Но что может означать фраза «слишком многих»? На это нет единого ответа. Как и в случае с сообществом «Больше», нужно изучить отдельные проявления во всех важных сферах мышления, выяснить, каковы ограничения каждого типа и стиля рассуждений. Человеческое мышление основано не на универсальной, единообразной «логике», а на бесчисленных процессах, сценариях, стереотипах, критике и цензуре, аналогиях и метафорах. Некоторые из них приобретаются благодаря эволюции и генам, другие мы изучаем благодаря среде, а третьи создаем для себя сами. Но даже в разуме никто не учится в одиночку, поскольку каждый шаг подразумевает обращение к знаниям, усвоенным ранее через язык, через семью и друзей, а также через наши прежние «я». Без того, чтобы один этап развития «наставлял» следующий, такая структура, как разум, не могла бы возникнуть.

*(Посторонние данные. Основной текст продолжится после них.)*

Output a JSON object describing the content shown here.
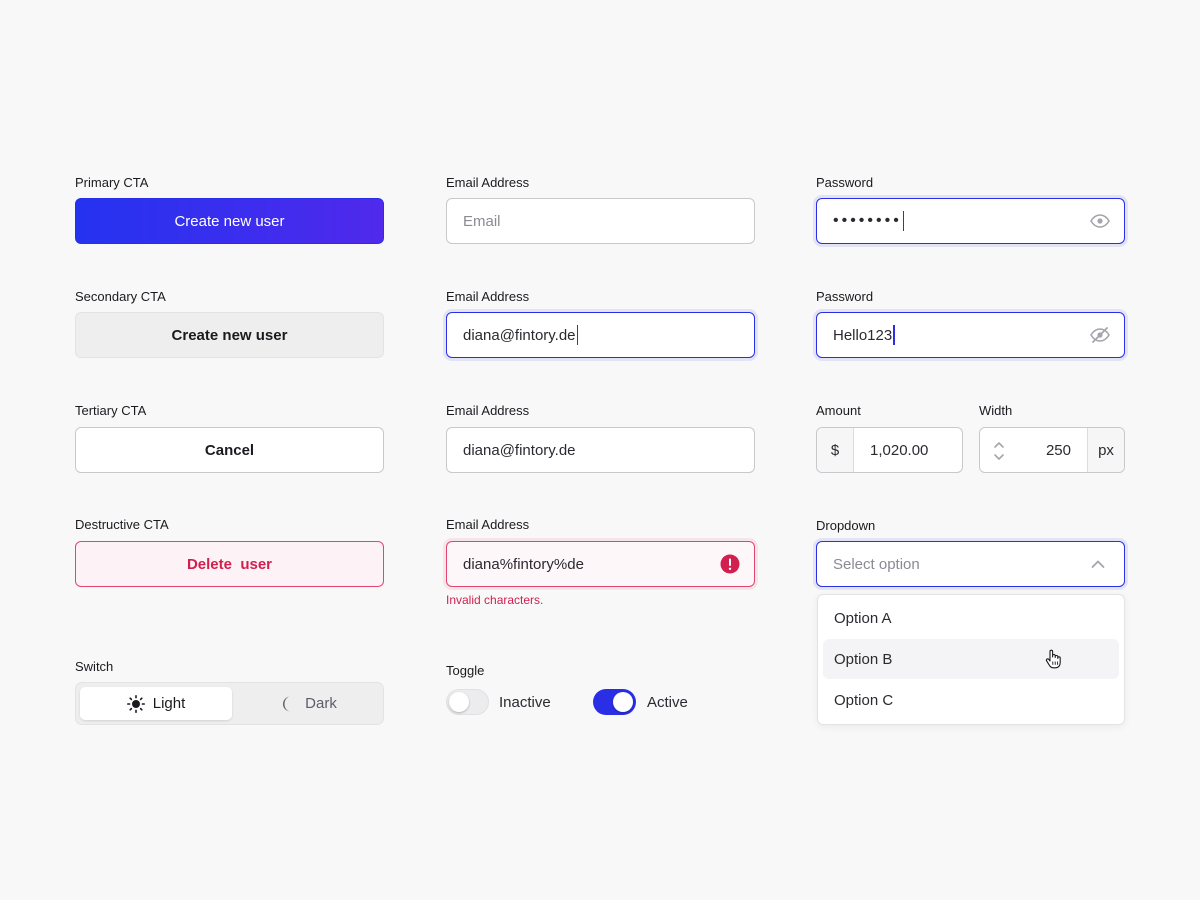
{
  "buttons": {
    "primary": {
      "label": "Primary CTA",
      "text": "Create new user"
    },
    "secondary": {
      "label": "Secondary CTA",
      "text": "Create new user"
    },
    "tertiary": {
      "label": "Tertiary CTA",
      "text": "Cancel"
    },
    "destructive": {
      "label": "Destructive CTA",
      "text": "Delete  user"
    }
  },
  "email_fields": [
    {
      "label": "Email Address",
      "placeholder": "Email",
      "value": ""
    },
    {
      "label": "Email Address",
      "value": "diana@fintory.de"
    },
    {
      "label": "Email Address",
      "value": "diana@fintory.de"
    },
    {
      "label": "Email Address",
      "value": "diana%fintory%de",
      "error": "Invalid characters."
    }
  ],
  "password_fields": [
    {
      "label": "Password",
      "value": "••••••••"
    },
    {
      "label": "Password",
      "value": "Hello123"
    }
  ],
  "amount": {
    "label": "Amount",
    "prefix": "$",
    "value": "1,020.00"
  },
  "width": {
    "label": "Width",
    "value": "250",
    "suffix": "px"
  },
  "dropdown": {
    "label": "Dropdown",
    "placeholder": "Select option",
    "options": [
      "Option A",
      "Option B",
      "Option C"
    ],
    "hovered_option": "Option B"
  },
  "switch": {
    "label": "Switch",
    "options": [
      "Light",
      "Dark"
    ],
    "selected": "Light"
  },
  "toggle": {
    "label": "Toggle",
    "inactive_label": "Inactive",
    "active_label": "Active"
  },
  "colors": {
    "accent": "#2a2fe6",
    "gradient_start": "#2433f0",
    "gradient_end": "#5029ec",
    "destructive": "#d11f4f",
    "background": "#f8f8f9"
  }
}
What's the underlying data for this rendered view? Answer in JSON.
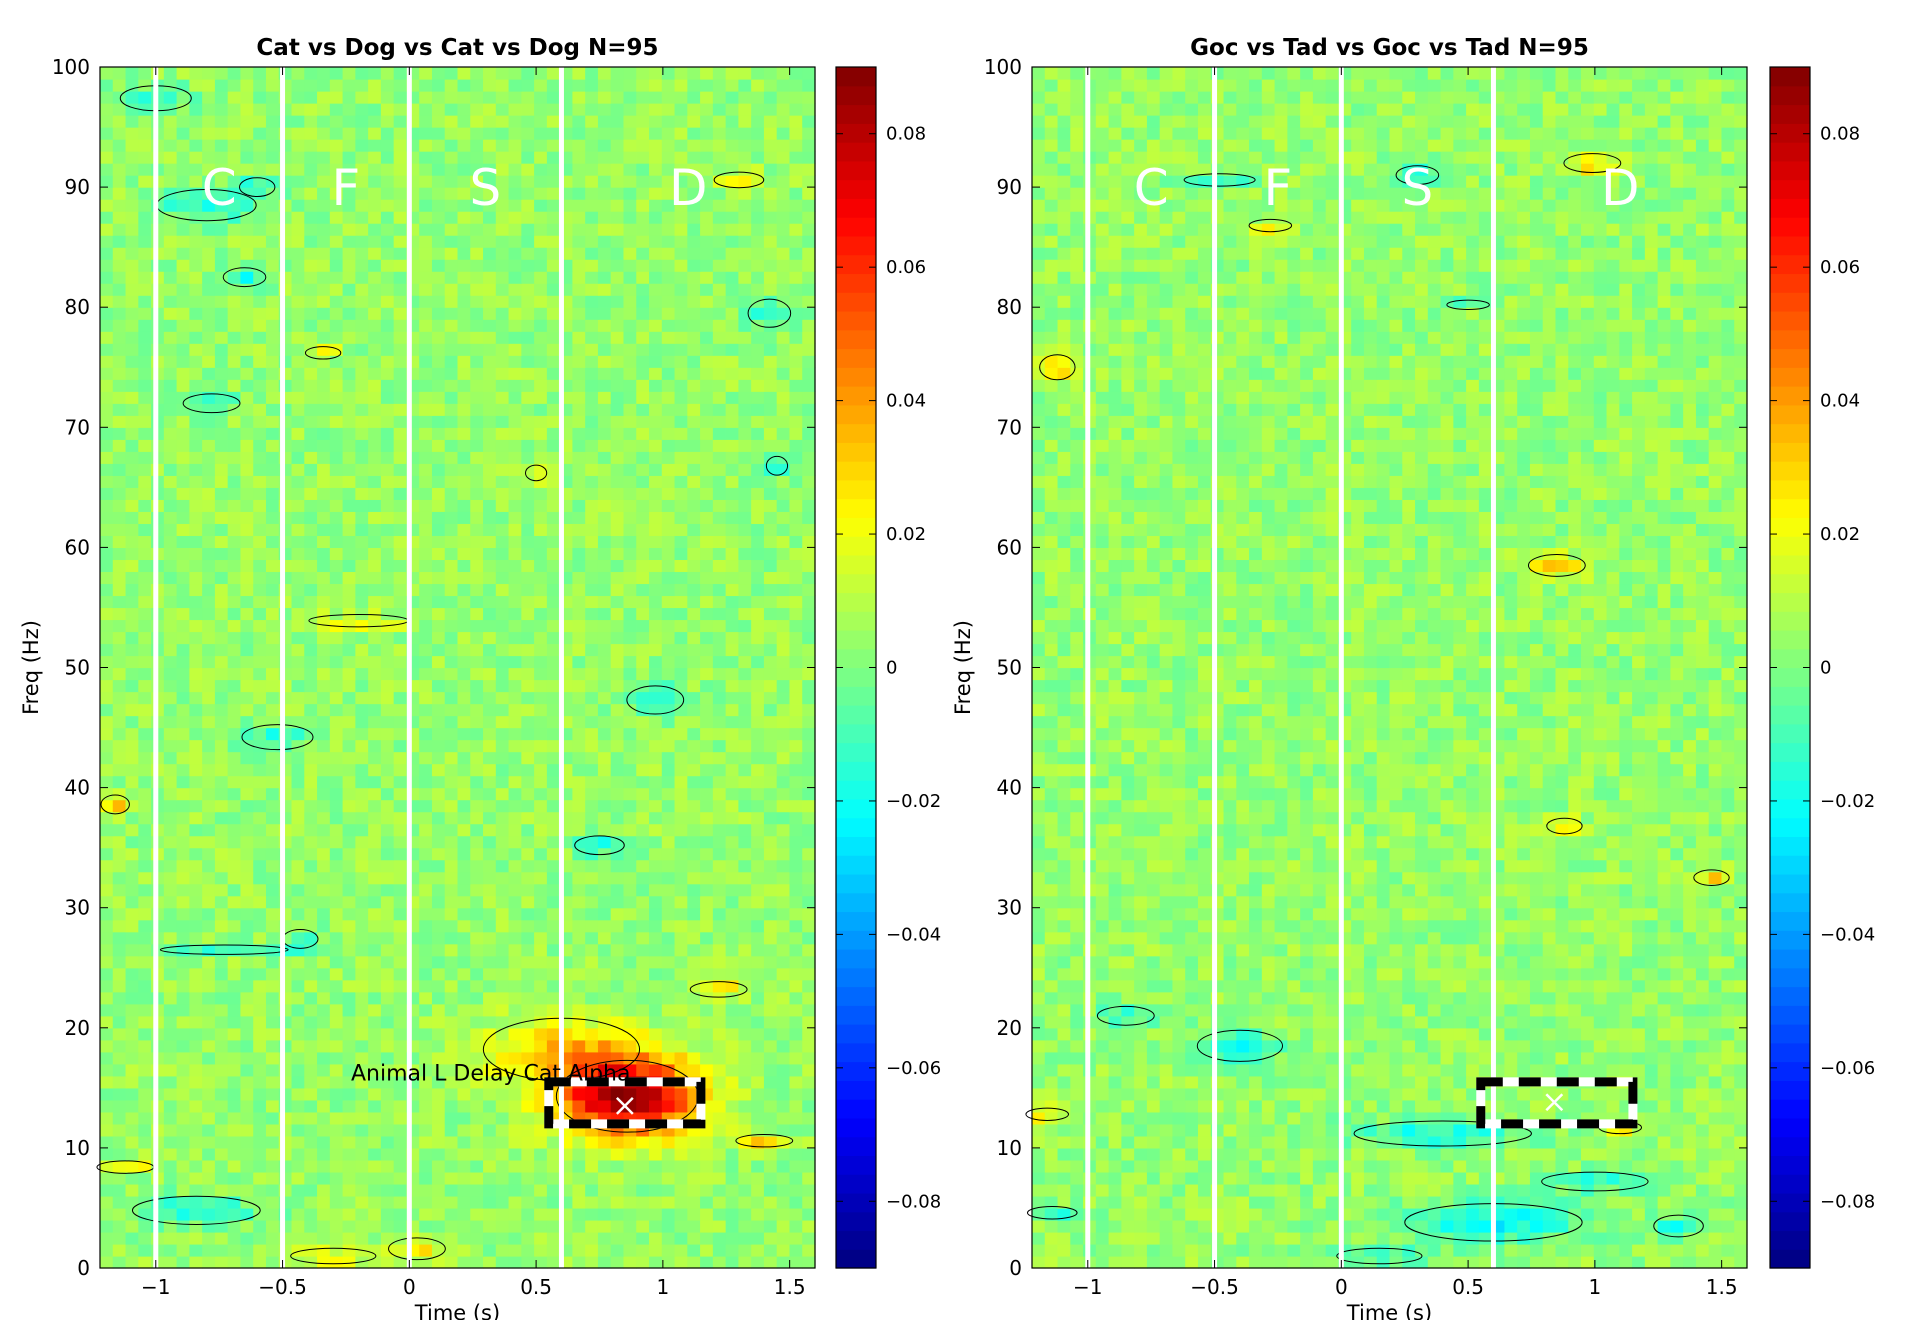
{
  "colormap": "jet",
  "colors": {
    "epoch_line": "#ffffff",
    "contour": "#000000",
    "roi_box_dash_a": "#000000",
    "roi_box_dash_b": "#ffffff",
    "roi_marker": "#ffffff"
  },
  "chart_data": [
    {
      "type": "heatmap",
      "title": "Cat vs Dog vs Cat vs Dog N=95",
      "xlabel": "Time (s)",
      "ylabel": "Freq (Hz)",
      "xlim": [
        -1.22,
        1.6
      ],
      "ylim": [
        0,
        100
      ],
      "xticks": [
        -1,
        -0.5,
        0,
        0.5,
        1,
        1.5
      ],
      "xtick_labels": [
        "-1",
        "-0.5",
        "0",
        "0.5",
        "1",
        "1.5"
      ],
      "yticks": [
        0,
        10,
        20,
        30,
        40,
        50,
        60,
        70,
        80,
        90,
        100
      ],
      "colorbar": {
        "clim": [
          -0.09,
          0.09
        ],
        "ticks": [
          0.08,
          0.06,
          0.04,
          0.02,
          0,
          -0.02,
          -0.04,
          -0.06,
          -0.08
        ],
        "tick_labels": [
          "0.08",
          "0.06",
          "0.04",
          "0.02",
          "0",
          "−0.02",
          "−0.04",
          "−0.06",
          "−0.08"
        ]
      },
      "epoch_lines_x": [
        -1.0,
        -0.5,
        0.0,
        0.6
      ],
      "phase_labels": [
        {
          "text": "C",
          "x": -0.75,
          "y": 90
        },
        {
          "text": "F",
          "x": -0.25,
          "y": 90
        },
        {
          "text": "S",
          "x": 0.3,
          "y": 90
        },
        {
          "text": "D",
          "x": 1.1,
          "y": 90
        }
      ],
      "roi_box": {
        "x": [
          0.55,
          1.15
        ],
        "y": [
          12,
          15.5
        ]
      },
      "roi_marker": {
        "x": 0.85,
        "y": 13.5
      },
      "annotation": {
        "text": "Animal L Delay Cat Alpha",
        "x": -0.23,
        "y": 16.2
      },
      "blobs": [
        {
          "x": 0.86,
          "y": 14.3,
          "sx": 0.2,
          "sy": 2.3,
          "amp": 0.083
        },
        {
          "x": 0.6,
          "y": 18.2,
          "sx": 0.22,
          "sy": 2.0,
          "amp": 0.026
        },
        {
          "x": -0.8,
          "y": 88.5,
          "sx": 0.14,
          "sy": 1.0,
          "amp": -0.022
        },
        {
          "x": -0.65,
          "y": 82.5,
          "sx": 0.06,
          "sy": 0.6,
          "amp": -0.022
        },
        {
          "x": 1.42,
          "y": 79.5,
          "sx": 0.06,
          "sy": 0.9,
          "amp": -0.024
        },
        {
          "x": -0.84,
          "y": 4.8,
          "sx": 0.18,
          "sy": 0.9,
          "amp": -0.022
        },
        {
          "x": 0.97,
          "y": 47.3,
          "sx": 0.08,
          "sy": 0.9,
          "amp": -0.022
        },
        {
          "x": 1.3,
          "y": 90.6,
          "sx": 0.07,
          "sy": 0.5,
          "amp": 0.026
        },
        {
          "x": 1.22,
          "y": 23.2,
          "sx": 0.08,
          "sy": 0.5,
          "amp": 0.024
        },
        {
          "x": -0.34,
          "y": 76.2,
          "sx": 0.05,
          "sy": 0.4,
          "amp": 0.024
        },
        {
          "x": -0.2,
          "y": 53.9,
          "sx": 0.14,
          "sy": 0.4,
          "amp": 0.022
        },
        {
          "x": 0.5,
          "y": 66.2,
          "sx": 0.03,
          "sy": 0.5,
          "amp": 0.028
        },
        {
          "x": -1.16,
          "y": 38.6,
          "sx": 0.04,
          "sy": 0.6,
          "amp": 0.026
        },
        {
          "x": -1.12,
          "y": 8.4,
          "sx": 0.08,
          "sy": 0.4,
          "amp": 0.024
        },
        {
          "x": 0.75,
          "y": 35.2,
          "sx": 0.07,
          "sy": 0.6,
          "amp": -0.022
        },
        {
          "x": -0.73,
          "y": 26.5,
          "sx": 0.18,
          "sy": 0.3,
          "amp": -0.02
        },
        {
          "x": -0.52,
          "y": 44.2,
          "sx": 0.1,
          "sy": 0.8,
          "amp": -0.02
        },
        {
          "x": -0.78,
          "y": 72.0,
          "sx": 0.08,
          "sy": 0.6,
          "amp": -0.02
        },
        {
          "x": -1.0,
          "y": 97.4,
          "sx": 0.1,
          "sy": 0.8,
          "amp": -0.02
        },
        {
          "x": -0.6,
          "y": 90.0,
          "sx": 0.05,
          "sy": 0.6,
          "amp": -0.022
        },
        {
          "x": 1.45,
          "y": 66.8,
          "sx": 0.03,
          "sy": 0.6,
          "amp": -0.022
        },
        {
          "x": 0.03,
          "y": 1.6,
          "sx": 0.08,
          "sy": 0.7,
          "amp": 0.02
        },
        {
          "x": 1.4,
          "y": 10.6,
          "sx": 0.08,
          "sy": 0.4,
          "amp": 0.024
        },
        {
          "x": -0.3,
          "y": 1.0,
          "sx": 0.12,
          "sy": 0.5,
          "amp": 0.022
        },
        {
          "x": -0.43,
          "y": 27.4,
          "sx": 0.05,
          "sy": 0.6,
          "amp": -0.02
        }
      ]
    },
    {
      "type": "heatmap",
      "title": "Goc vs Tad vs Goc vs Tad N=95",
      "xlabel": "Time (s)",
      "ylabel": "Freq (Hz)",
      "xlim": [
        -1.22,
        1.6
      ],
      "ylim": [
        0,
        100
      ],
      "xticks": [
        -1,
        -0.5,
        0,
        0.5,
        1,
        1.5
      ],
      "xtick_labels": [
        "-1",
        "-0.5",
        "0",
        "0.5",
        "1",
        "1.5"
      ],
      "yticks": [
        0,
        10,
        20,
        30,
        40,
        50,
        60,
        70,
        80,
        90,
        100
      ],
      "colorbar": {
        "clim": [
          -0.09,
          0.09
        ],
        "ticks": [
          0.08,
          0.06,
          0.04,
          0.02,
          0,
          -0.02,
          -0.04,
          -0.06,
          -0.08
        ],
        "tick_labels": [
          "0.08",
          "0.06",
          "0.04",
          "0.02",
          "0",
          "−0.02",
          "−0.04",
          "−0.06",
          "−0.08"
        ]
      },
      "epoch_lines_x": [
        -1.0,
        -0.5,
        0.0,
        0.6
      ],
      "phase_labels": [
        {
          "text": "C",
          "x": -0.75,
          "y": 90
        },
        {
          "text": "F",
          "x": -0.25,
          "y": 90
        },
        {
          "text": "S",
          "x": 0.3,
          "y": 90
        },
        {
          "text": "D",
          "x": 1.1,
          "y": 90
        }
      ],
      "roi_box": {
        "x": [
          0.55,
          1.15
        ],
        "y": [
          12,
          15.5
        ]
      },
      "roi_marker": {
        "x": 0.84,
        "y": 13.8
      },
      "annotation": {
        "text": "",
        "x": 0,
        "y": 0
      },
      "blobs": [
        {
          "x": 0.6,
          "y": 3.8,
          "sx": 0.25,
          "sy": 1.2,
          "amp": -0.028
        },
        {
          "x": 0.4,
          "y": 11.2,
          "sx": 0.25,
          "sy": 0.8,
          "amp": -0.022
        },
        {
          "x": 1.0,
          "y": 7.2,
          "sx": 0.15,
          "sy": 0.6,
          "amp": -0.02
        },
        {
          "x": 1.33,
          "y": 3.5,
          "sx": 0.07,
          "sy": 0.7,
          "amp": -0.024
        },
        {
          "x": -0.85,
          "y": 21.0,
          "sx": 0.08,
          "sy": 0.6,
          "amp": -0.022
        },
        {
          "x": -0.4,
          "y": 18.5,
          "sx": 0.12,
          "sy": 1.0,
          "amp": -0.02
        },
        {
          "x": -1.12,
          "y": 75.0,
          "sx": 0.05,
          "sy": 0.8,
          "amp": 0.028
        },
        {
          "x": 0.85,
          "y": 58.5,
          "sx": 0.08,
          "sy": 0.7,
          "amp": 0.024
        },
        {
          "x": 0.99,
          "y": 92.0,
          "sx": 0.08,
          "sy": 0.6,
          "amp": 0.026
        },
        {
          "x": 0.88,
          "y": 36.8,
          "sx": 0.05,
          "sy": 0.5,
          "amp": 0.024
        },
        {
          "x": 0.5,
          "y": 80.2,
          "sx": 0.06,
          "sy": 0.3,
          "amp": -0.024
        },
        {
          "x": 1.46,
          "y": 32.5,
          "sx": 0.05,
          "sy": 0.5,
          "amp": 0.024
        },
        {
          "x": -0.28,
          "y": 86.8,
          "sx": 0.06,
          "sy": 0.4,
          "amp": 0.022
        },
        {
          "x": 1.1,
          "y": 11.7,
          "sx": 0.06,
          "sy": 0.4,
          "amp": 0.022
        },
        {
          "x": 0.3,
          "y": 91.0,
          "sx": 0.06,
          "sy": 0.6,
          "amp": -0.02
        },
        {
          "x": -0.48,
          "y": 90.6,
          "sx": 0.1,
          "sy": 0.4,
          "amp": -0.02
        },
        {
          "x": -1.16,
          "y": 12.8,
          "sx": 0.06,
          "sy": 0.4,
          "amp": 0.022
        },
        {
          "x": -1.14,
          "y": 4.6,
          "sx": 0.07,
          "sy": 0.4,
          "amp": -0.022
        },
        {
          "x": 0.15,
          "y": 1.0,
          "sx": 0.12,
          "sy": 0.5,
          "amp": -0.022
        }
      ]
    }
  ]
}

Существует еще одно сходство интеллектуального и эмоционального развития: мы можем создавать интеллектуальные привязанности и стремимся думать так, как думают некоторые другие люди. Этими «интеллектуальными идеалами» могут быть родители, учителя и друзья, а также те, кого мы никогда не встречали, – например, писатели и даже вымышленные, легендарные герои. Полагаю, от образов того, как надо думать, мы зависим ничуть не меньше, чем от образов того, как надо чувствовать. Отчасти наши самые насущные воспоминания относятся к учителям, но не к тому, чему они учили. (В момент, когда моя рука выводит эти строки, мне кажется, что мой герой Уоррен Маккаллох смотрит на меня неодобрительно: ему не нравятся эти неофрейдистские идеи.) Любая затея может казаться эмоционально нейтральной, но не существует такого явления, как «чисто рациональное» действие. Всегда ситуация рассматривается и воспринимается через личный фокус. Даже ученым приходится делать такое допущение:
Уже достаточно доказательств или нужно подобрать больше?
Пора ли составлять унифрейм или надо накопить больше примеров?
Можно ли полагаться на старые теории или надо поверить в свежую гипотезу?
Должен ли я быть редукционистом или новатором?
На каждом шагу выбор, который мы делаем, зависит от того, кем мы стали. Наши науки, искусства и этика не возникают из безличных идеалов истины, красоты и добродетели; они частично суть отражение наших стремлений потакать образам, созданным в предыдущие годы (или опровергать их). То есть наши взрослые повадки проистекают из побуждений, настолько инфантильных, что мы бы, конечно, их осудили – не будь они трансформированы, замаскированы или, как сказал бы Фрейд, «сублимированы».